Ultimately, the main themes in The Bell Jar are of feminism, and of mental illness. Esther’s lack of control is framed by her uncertainty about her future. Plath realistically presents the difficulty of making a perfect vision of yourself come true. The societal pressure to be “perfect” are the constraints that society places upon women, and when you do not live up to it, one experiences disappointment. Her road to success and her direction in life, becomes blurry and her purpose in life begins to disintegrate. Religion that typically gives one meaning in life is rendered inadequate: “No matter how much you knelt and prayed, you still had to eat three meals a day and have a job and live in the world.” The ordinary practice of life is stifling, sometimes seeming as if an agonising chore.
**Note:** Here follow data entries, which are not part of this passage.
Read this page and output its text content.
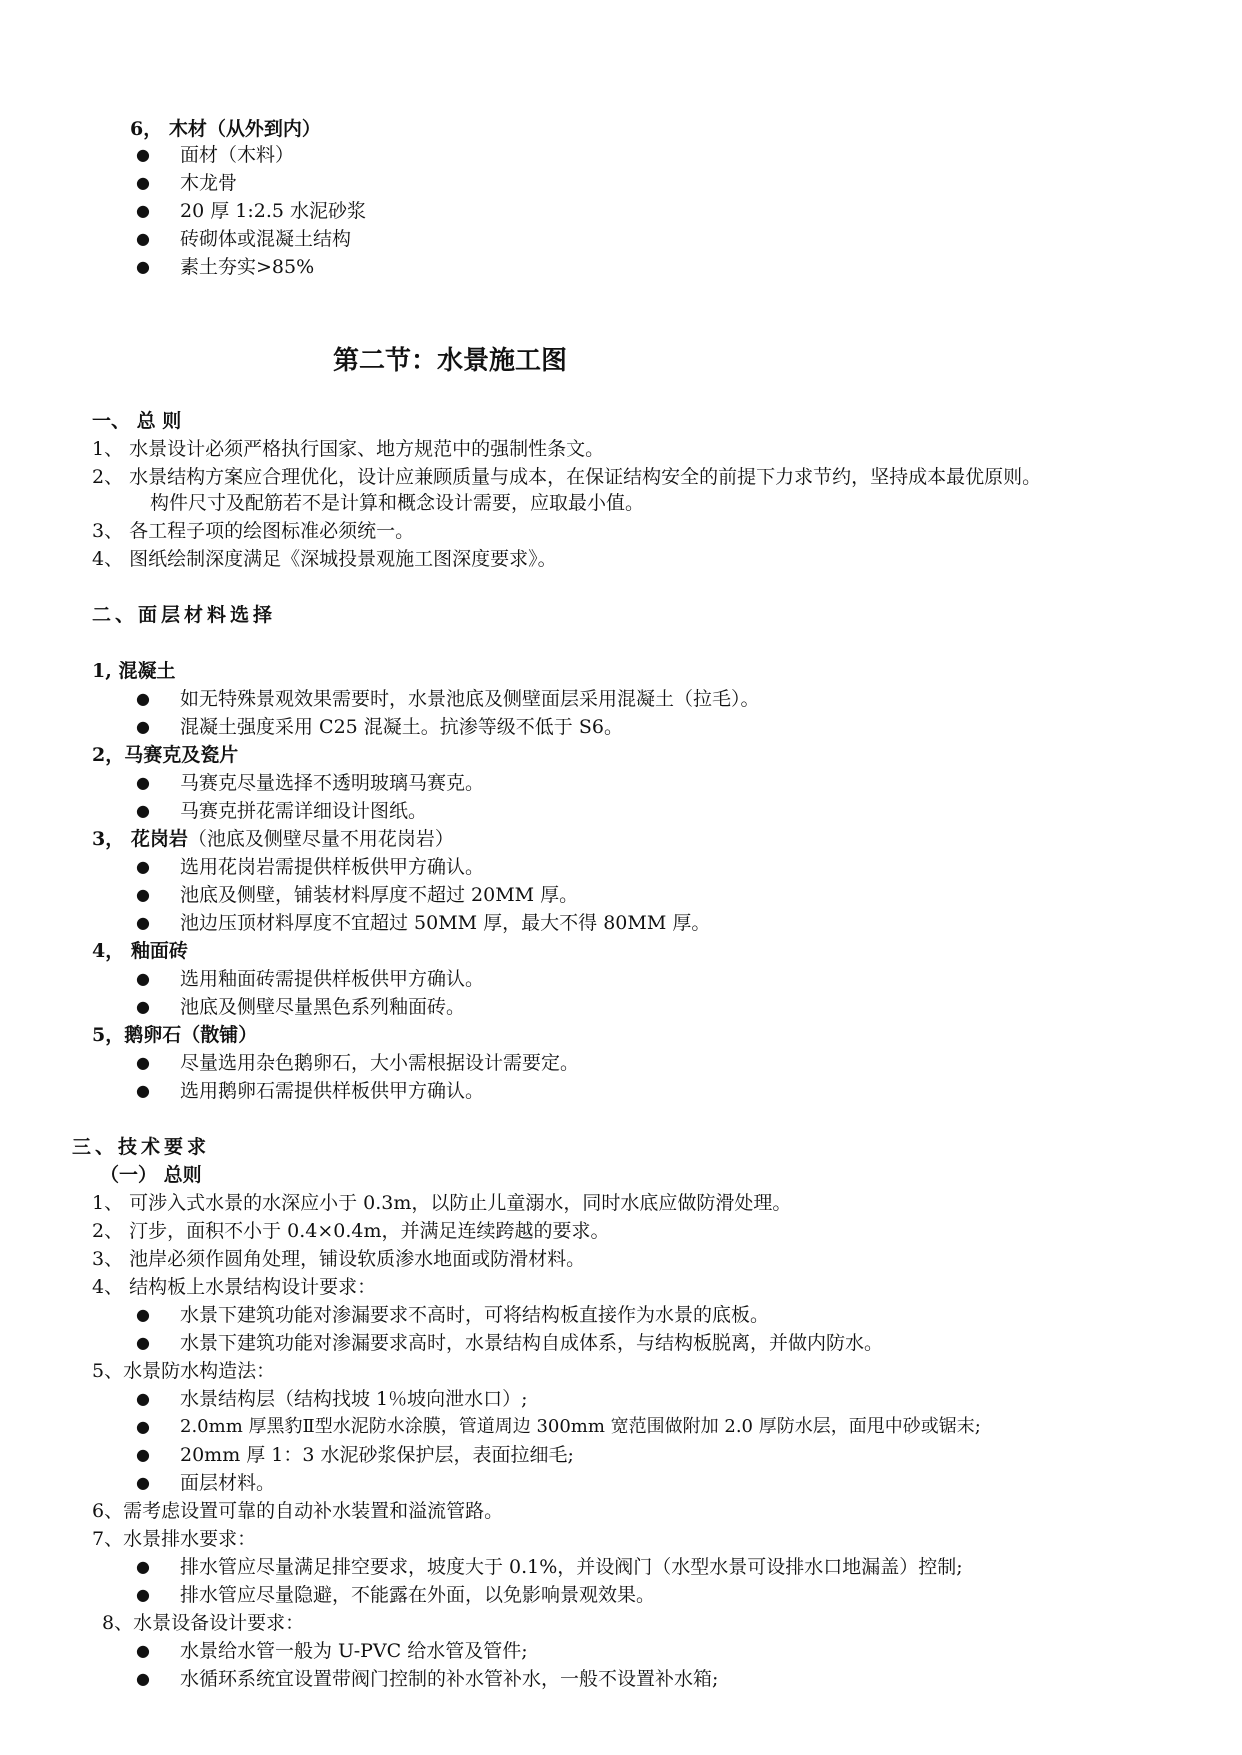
6， 木材（从外到内）
● 面材（木料）
● 木龙骨
● 20 厚 1:2.5 水泥砂浆
● 砖砌体或混凝土结构
● 素土夯实>85%
第二节：水景施工图
一、 总 则
1、 水景设计必须严格执行国家、地方规范中的强制性条文。
2、 水景结构方案应合理优化，设计应兼顾质量与成本，在保证结构安全的前提下力求节约，坚持成本最优原则。
构件尺寸及配筋若不是计算和概念设计需要，应取最小值。
3、 各工程子项的绘图标准必须统一。
4、 图纸绘制深度满足《深城投景观施工图深度要求》。
二、面层材料选择
1, 混凝土
● 如无特殊景观效果需要时，水景池底及侧壁面层采用混凝土（拉毛）。
● 混凝土强度采用 C25 混凝土。抗渗等级不低于 S6。
2，马赛克及瓷片
● 马赛克尽量选择不透明玻璃马赛克。
● 马赛克拼花需详细设计图纸。
3， 花岗岩（池底及侧壁尽量不用花岗岩）
● 选用花岗岩需提供样板供甲方确认。
● 池底及侧壁，铺装材料厚度不超过 20MM 厚。
● 池边压顶材料厚度不宜超过 50MM 厚，最大不得 80MM 厚。
4， 釉面砖
● 选用釉面砖需提供样板供甲方确认。
● 池底及侧壁尽量黑色系列釉面砖。
5，鹅卵石（散铺）
● 尽量选用杂色鹅卵石，大小需根据设计需要定。
● 选用鹅卵石需提供样板供甲方确认。
三、技术要求
（一） 总则
1、 可涉入式水景的水深应小于 0.3m，以防止儿童溺水，同时水底应做防滑处理。
2、 汀步，面积不小于 0.4×0.4m，并满足连续跨越的要求。
3、 池岸必须作圆角处理，铺设软质渗水地面或防滑材料。
4、 结构板上水景结构设计要求：
● 水景下建筑功能对渗漏要求不高时，可将结构板直接作为水景的底板。
● 水景下建筑功能对渗漏要求高时，水景结构自成体系，与结构板脱离，并做内防水。
5、水景防水构造法：
● 水景结构层（结构找坡 1％坡向泄水口）;
● 2.0mm 厚黑豹Ⅱ型水泥防水涂膜，管道周边 300mm 宽范围做附加 2.0 厚防水层，面甩中砂或锯末;
● 20mm 厚 1：3 水泥砂浆保护层，表面拉细毛;
● 面层材料。
6、需考虑设置可靠的自动补水装置和溢流管路。
7、水景排水要求：
● 排水管应尽量满足排空要求，坡度大于 0.1%，并设阀门（水型水景可设排水口地漏盖）控制;
● 排水管应尽量隐避，不能露在外面，以免影响景观效果。
8、水景设备设计要求：
● 水景给水管一般为 U-PVC 给水管及管件;
● 水循环系统宜设置带阀门控制的补水管补水，一般不设置补水箱;
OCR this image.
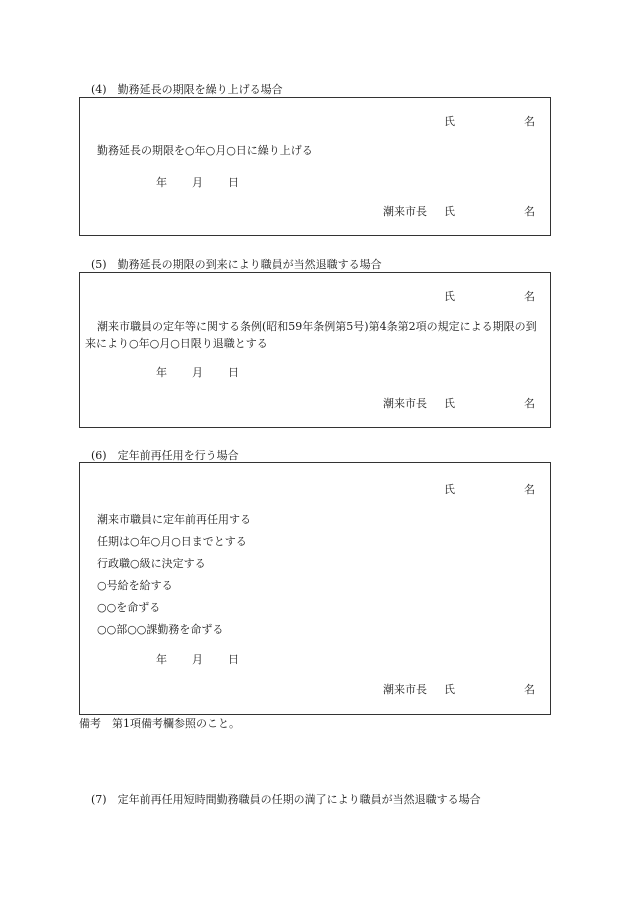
(4)　勤務延長の期限を繰り上げる場合
氏	名
勤務延長の期限を○年○月○日に繰り上げる
年 月 日
潮来市長 氏	名
(5)　勤務延長の期限の到来により職員が当然退職する場合
氏	名
潮来市職員の定年等に関する条例(昭和59年条例第5号)第4条第2項の規定による期限の到来により○年○月○日限り退職とする
年 月 日
潮来市長 氏	名
(6)　定年前再任用を行う場合
氏	名
潮来市職員に定年前再任用する
任期は○年○月○日までとする
行政職○級に決定する
○号給を給する
○○を命ずる
○○部○○課勤務を命ずる
年 月 日
潮来市長 氏	名
備考　第1項備考欄参照のこと。
(7)　定年前再任用短時間勤務職員の任期の満了により職員が当然退職する場合
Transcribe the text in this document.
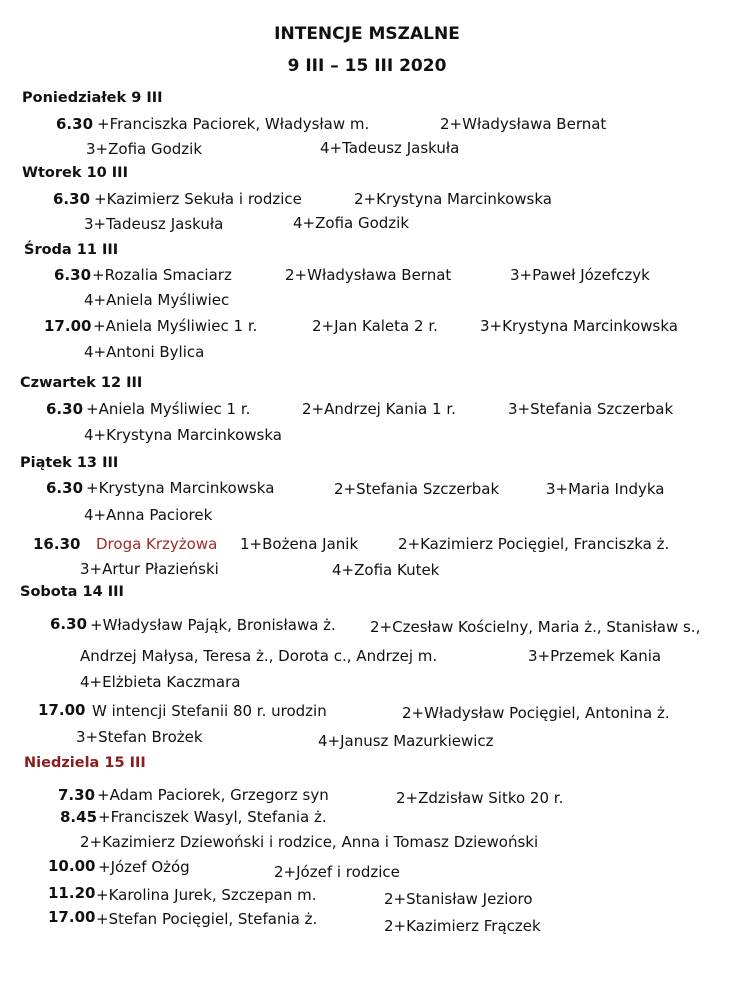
INTENCJE MSZALNE
9 III – 15 III 2020
Poniedziałek 9 III
6.30 +Franciszka Paciorek, Władysław m.	2+Władysława Bernat
3+Zofia Godzik	4+Tadeusz Jaskuła
Wtorek 10 III
6.30 +Kazimierz Sekuła i rodzice	2+Krystyna Marcinkowska
3+Tadeusz Jaskuła	4+Zofia Godzik
Środa 11 III
6.30 +Rozalia Smaciarz	2+Władysława Bernat	3+Paweł Józefczyk
4+Aniela Myśliwiec
17.00 +Aniela Myśliwiec 1 r.	2+Jan Kaleta 2 r.	3+Krystyna Marcinkowska
4+Antoni Bylica
Czwartek 12 III
6.30 +Aniela Myśliwiec 1 r.	2+Andrzej Kania 1 r.	3+Stefania Szczerbak
4+Krystyna Marcinkowska
Piątek 13 III
6.30 +Krystyna Marcinkowska	2+Stefania Szczerbak	3+Maria Indyka
4+Anna Paciorek
16.30 Droga Krzyżowa 1+Bożena Janik	2+Kazimierz Pocięgiel, Franciszka ż.
3+Artur Płazieński	4+Zofia Kutek
Sobota 14 III
6.30 +Władysław Pająk, Bronisława ż. 2+Czesław Kościelny, Maria ż., Stanisław s.,
Andrzej Małysa, Teresa ż., Dorota c., Andrzej m.	3+Przemek Kania
4+Elżbieta Kaczmara
17.00 W intencji Stefanii 80 r. urodzin	2+Władysław Pocięgiel, Antonina ż.
3+Stefan Brożek	4+Janusz Mazurkiewicz
Niedziela 15 III
7.30 +Adam Paciorek, Grzegorz syn	2+Zdzisław Sitko 20 r.
8.45 +Franciszek Wasyl, Stefania ż.
2+Kazimierz Dziewoński i rodzice, Anna i Tomasz Dziewoński
10.00 +Józef Ożóg	2+Józef i rodzice
11.20 +Karolina Jurek, Szczepan m.	2+Stanisław Jezioro
17.00 +Stefan Pocięgiel, Stefania ż.	2+Kazimierz Frączek
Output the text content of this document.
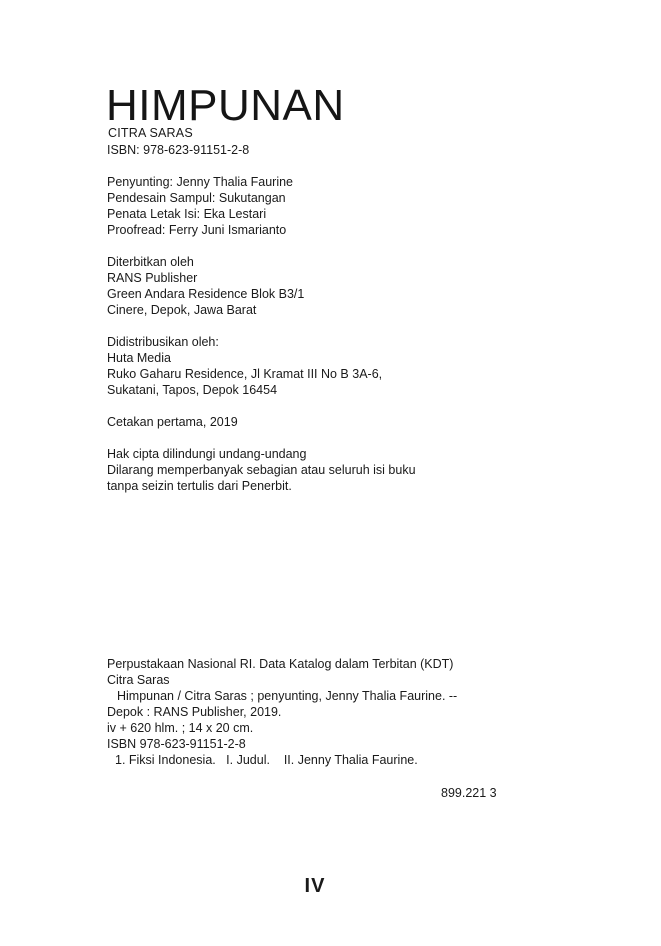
HIMPUNAN
CITRA SARAS
ISBN: 978-623-91151-2-8
Penyunting: Jenny Thalia Faurine
Pendesain Sampul: Sukutangan
Penata Letak Isi: Eka Lestari
Proofread: Ferry Juni Ismarianto
Diterbitkan oleh
RANS Publisher
Green Andara Residence Blok B3/1
Cinere, Depok, Jawa Barat
Didistribusikan oleh:
Huta Media
Ruko Gaharu Residence, Jl Kramat III No B 3A-6,
Sukatani, Tapos, Depok 16454
Cetakan pertama, 2019
Hak cipta dilindungi undang-undang
Dilarang memperbanyak sebagian atau seluruh isi buku
tanpa seizin tertulis dari Penerbit.
Perpustakaan Nasional RI. Data Katalog dalam Terbitan (KDT)
Citra Saras
Himpunan / Citra Saras ; penyunting, Jenny Thalia Faurine. --
Depok : RANS Publisher, 2019.
iv + 620 hlm. ; 14 x 20 cm.
ISBN 978-623-91151-2-8
1. Fiksi Indonesia.   I. Judul.    II. Jenny Thalia Faurine.
899.221 3
IV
Furthermore, the fig tree metaphor summarises the difficulty of being a woman and how “wanting to be everything” is impossible. It is this realisation, leading to her feeling isolated from society that makes her struggle. Plath creates a character who can’t match her inner life to the perfect life she has to present, this conflict resulting in Esther’s trials and tribulations. In conclusion, the way that Plath presents mental illness is significant as it is presented in a fleshed out way with Esther feeling disconnected due to the social barriers placed on woman of the 50s and 60s. However, the novel ends with the road to recovery being a possibility, “there ought… to be a ritual for being born twice- patched, retreaded and approved for the road,” an optimistic end that there is always the hope of starting again.